Due to it being my birthday month, I currently have coupons to every store from which I buy clothing, even places I shop at only sporadically. (It has become nearly impossible to shop at a store with any regularity and not feel compelled to open an account.) I want to examine the fascinating psychology of how some people react to thinking they have been offered a special deal that they must take advantage of now or never. Macy’s wants to give me twenty percent off ANYTHING, on any day I choose!
They want you to feel like you are wasting a chance to be savvy and shop at the right time. Let’s talk math here.
Let’s say I was to use the coupon and buy an 80 dollar shirt. Then I’d save 16 dollars on that shirt with the coupon. Imagining this, I then see the coupon as a potential 16 dollar bill that is going to disintegrate in a few weeks if I do not use it. But if there is nothing I need at the moment, then buying the shirt would set me back 64 dollars plus tax. The department stores sending the coupons are gambling that I am desperate to pay the 64 dollars in order to “save” the other 16. It makes no logical sense when I spell it out, but I think this is exactly the reasoning that leads me to carry the cards around until they expire, even if I need nothing at the time.
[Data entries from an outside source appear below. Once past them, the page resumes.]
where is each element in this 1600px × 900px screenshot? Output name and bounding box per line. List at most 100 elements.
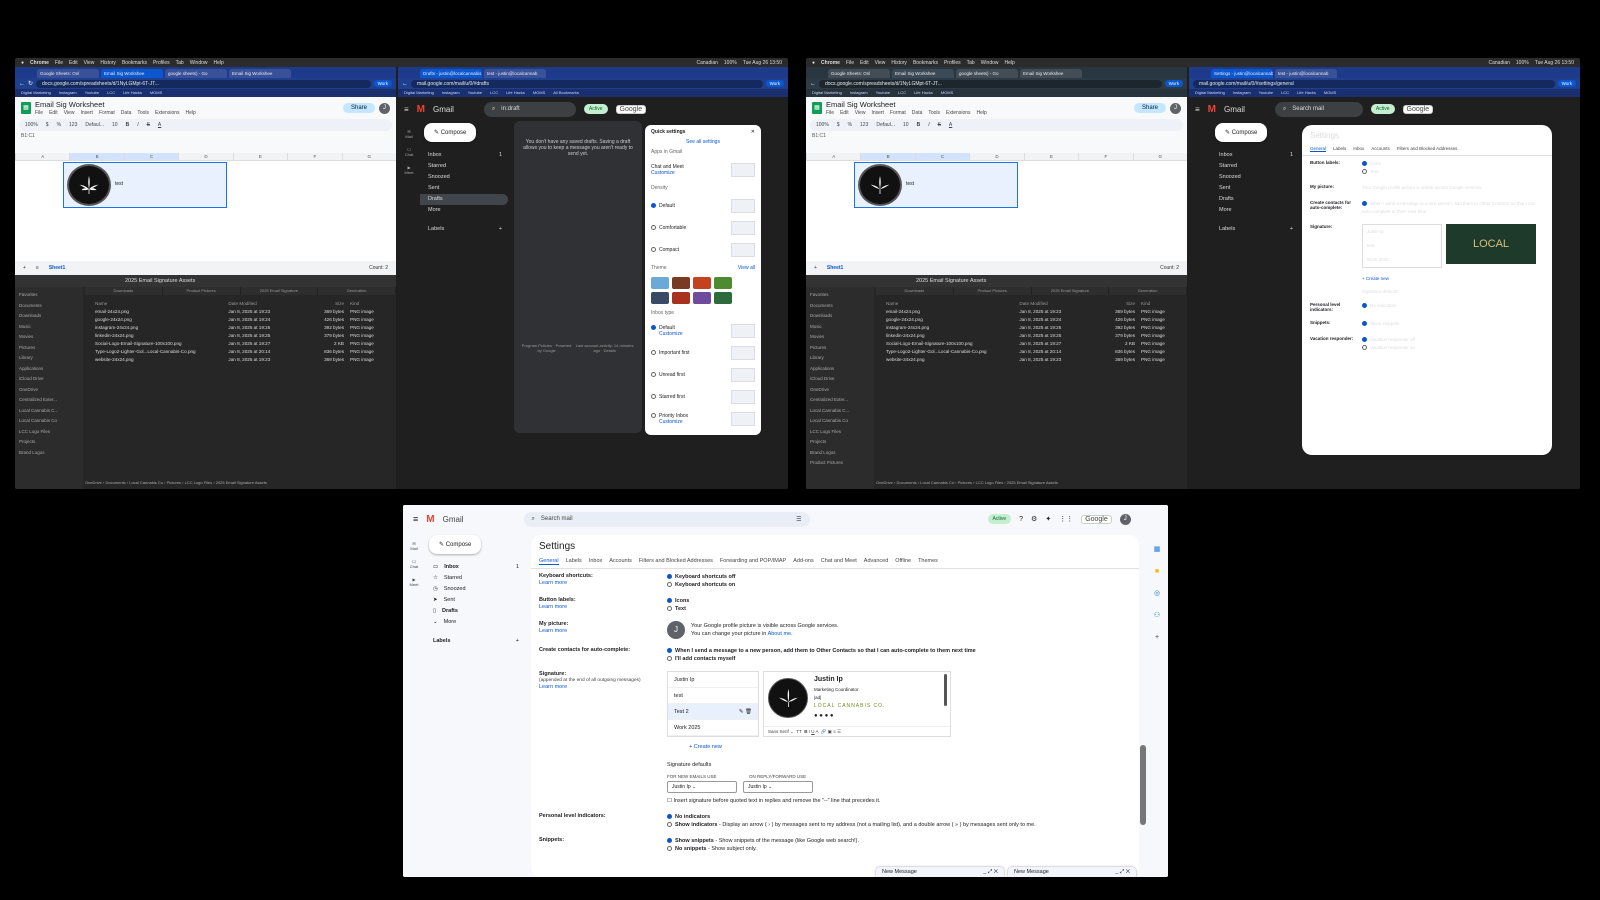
search-input[interactable]: ⌕ Search mail <box>1274 101 1363 117</box>
sheets-menu-extensions[interactable]: Extensions <box>155 110 179 116</box>
sheets-logo-icon[interactable]: ▦ <box>21 102 31 114</box>
radio-show-snippets[interactable]: Show snippets - Show snippets of the mes… <box>667 838 859 844</box>
footer-program-policies[interactable]: Program Policies · Powered by Google <box>520 343 573 353</box>
tab-general[interactable]: General <box>539 558 559 565</box>
density-compact[interactable]: Compact <box>645 239 761 261</box>
radio-text[interactable]: Text <box>667 606 686 612</box>
bold-button[interactable]: B <box>126 122 130 128</box>
profile-button[interactable]: Work <box>1557 80 1576 87</box>
density-comfortable[interactable]: Comfortable <box>645 217 761 239</box>
back-icon[interactable]: ← <box>19 81 25 87</box>
zoom-select[interactable]: 100% <box>25 122 38 128</box>
nav-sent[interactable]: Sent <box>420 183 508 194</box>
gmail-logo-icon[interactable]: M <box>417 104 425 115</box>
sheets-menu-view[interactable]: View <box>64 110 75 116</box>
address-bar[interactable]: docs.google.com/spreadsheets/d/1NyLGMpt-… <box>819 79 1162 88</box>
theme-swatch[interactable] <box>714 277 732 289</box>
sidebar-music[interactable]: Music <box>19 322 79 333</box>
sidebar-pictures[interactable]: Pictures <box>19 343 79 354</box>
radio-no-indicators[interactable]: No indicators <box>667 814 710 820</box>
learn-more-link[interactable]: Learn more <box>539 684 659 690</box>
reply-signature-select[interactable]: Justin Ip ⌄ <box>743 781 813 793</box>
add-sheet-icon[interactable]: + <box>814 265 817 271</box>
back-icon[interactable]: ← <box>402 81 408 87</box>
bookmark-life-hacks[interactable]: Life Hacks <box>914 89 933 97</box>
cell-c1[interactable]: test <box>906 181 914 187</box>
tab-addons[interactable]: Add-ons <box>793 558 814 565</box>
sidebar-movies[interactable]: Movies <box>19 332 79 343</box>
bookmark-instagram[interactable]: Instagram <box>59 89 77 97</box>
menu-profiles[interactable]: Profiles <box>944 60 961 66</box>
account-avatar[interactable]: J <box>1119 513 1131 525</box>
help-icon[interactable]: ? <box>1019 516 1023 523</box>
customize-link[interactable]: Customize <box>651 170 675 176</box>
share-button[interactable]: Share <box>342 103 375 113</box>
edit-pencil-icon[interactable]: ✎ <box>739 709 744 715</box>
nav-starred[interactable]: Starred <box>420 161 508 172</box>
sidebar-applications[interactable]: Applications <box>19 364 79 375</box>
nav-drafts[interactable]: ▯ Drafts <box>425 606 525 617</box>
address-bar[interactable]: mail.google.com/mail/u/0/#drafts <box>411 79 763 88</box>
tab-offline[interactable]: Offline <box>895 558 911 565</box>
sheets-menu-file[interactable]: File <box>35 110 43 116</box>
col-name[interactable]: Name <box>95 300 228 308</box>
nav-drafts[interactable]: Drafts <box>420 194 508 205</box>
active-status-badge[interactable]: Active <box>987 514 1012 524</box>
nav-starred[interactable]: ☆ Starred <box>425 573 525 584</box>
rail-mail-icon[interactable]: ✉ Mail <box>403 541 425 551</box>
number-format-button[interactable]: 123 <box>69 122 77 128</box>
about-me-link[interactable]: About me <box>768 631 792 637</box>
view-all-themes-link[interactable]: View all <box>738 265 755 271</box>
tab-email-sig-2[interactable]: Email Sig Workshee <box>229 69 291 78</box>
tab-chat-meet[interactable]: Chat and Meet <box>821 558 857 565</box>
settings-gear-icon[interactable]: ⚙ <box>1031 515 1037 523</box>
sheets-menu-insert[interactable]: Insert <box>80 110 93 116</box>
name-box[interactable]: B1:C1 <box>15 131 396 141</box>
tab-filters[interactable]: Filters and Blocked Addresses <box>639 558 713 565</box>
add-label-icon[interactable]: + <box>516 638 519 644</box>
file-row[interactable]: Social-Logo-Email-Signature-100x100.png J… <box>886 340 1181 348</box>
menu-bookmarks[interactable]: Bookmarks <box>913 60 938 66</box>
tab-sheets[interactable]: Google Sheets: Onl <box>828 69 890 78</box>
radio-manual-contacts[interactable]: I'll add contacts myself <box>667 656 735 662</box>
signature-item[interactable]: test <box>668 688 758 704</box>
meet-icon[interactable]: ▶ Meet <box>398 165 420 175</box>
input-source[interactable]: Canadian <box>697 60 718 66</box>
sidebar-projects[interactable]: Projects <box>19 437 79 448</box>
bookmark-all[interactable]: All Bookmarks <box>553 89 579 97</box>
menu-view[interactable]: View <box>875 60 886 66</box>
sheets-logo-icon[interactable]: ▦ <box>812 102 822 114</box>
gmail-logo-icon[interactable]: M <box>1208 104 1216 115</box>
rail-meet-icon[interactable]: ▶ Meet <box>403 577 425 587</box>
bookmark-life-hacks[interactable]: Life Hacks <box>506 89 525 97</box>
create-new-signature-button[interactable]: + Create new <box>1302 272 1552 285</box>
tab-email-sig-2[interactable]: Email Sig Workshee <box>1020 69 1082 78</box>
radio-icons[interactable]: Icons <box>667 598 689 604</box>
col-header-g[interactable]: G <box>341 153 396 160</box>
sheets-menu-help[interactable]: Help <box>186 110 196 116</box>
menu-view[interactable]: View <box>84 60 95 66</box>
mail-icon[interactable]: ✉ Mail <box>398 129 420 139</box>
currency-button[interactable]: $ <box>46 122 49 128</box>
radio-no-snippets[interactable]: No snippets - Show subject only. <box>667 846 757 852</box>
col-header-a[interactable]: A <box>15 153 69 160</box>
inbox-priority[interactable]: Priority Inbox Customize <box>645 408 761 430</box>
tab-email-sig[interactable]: Email Sig Workshee <box>892 69 954 78</box>
menu-help[interactable]: Help <box>214 60 224 66</box>
profile-picture[interactable]: J <box>667 621 685 639</box>
inbox-important-first[interactable]: Important first <box>645 342 761 364</box>
learn-more-link[interactable]: Learn more <box>539 580 659 586</box>
col-date[interactable]: Date Modified <box>228 300 299 308</box>
menu-tab[interactable]: Tab <box>967 60 975 66</box>
menu-edit[interactable]: Edit <box>69 60 78 66</box>
tab-themes[interactable]: Themes <box>918 558 938 565</box>
nav-more[interactable]: More <box>420 205 508 216</box>
sidebar-documents[interactable]: Documents <box>19 301 79 312</box>
tab-accounts[interactable]: Accounts <box>609 558 632 565</box>
bookmark-lcc[interactable]: LCC <box>898 89 906 97</box>
compose-button[interactable]: ✎ Compose <box>1215 123 1268 142</box>
file-row[interactable]: website-24x24.png Jan 8, 2025 at 19:23 369… <box>95 356 390 364</box>
font-size-input[interactable]: 10 <box>112 122 118 128</box>
file-row[interactable]: Type-Logo2-Lighter-Gol...Local-Cannabis-… <box>886 348 1181 356</box>
learn-more-link[interactable]: Learn more <box>539 628 659 634</box>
I believe that gambling can set off similar psychological cues in one’s mind. If I put $5 into a slot machine, it is pretty much immediately gone. But if I spend another $5, I may be able to get the initial one back. Even if the odds are low that I will win, it is an attempt to rationalize the cognitive dissonance of having spent money for no reason or reward.
We perceive money – our money – frozen and inaccessible unless we spend even more money to “rescue” it. Since we are immersed in advertising from birth, people are hard wired to “get a good deal” or “beat the system.” But unless you wanted or needed an item before seeing the coupon or members-only discount, buying it only goes to demonstrate that the house always wins.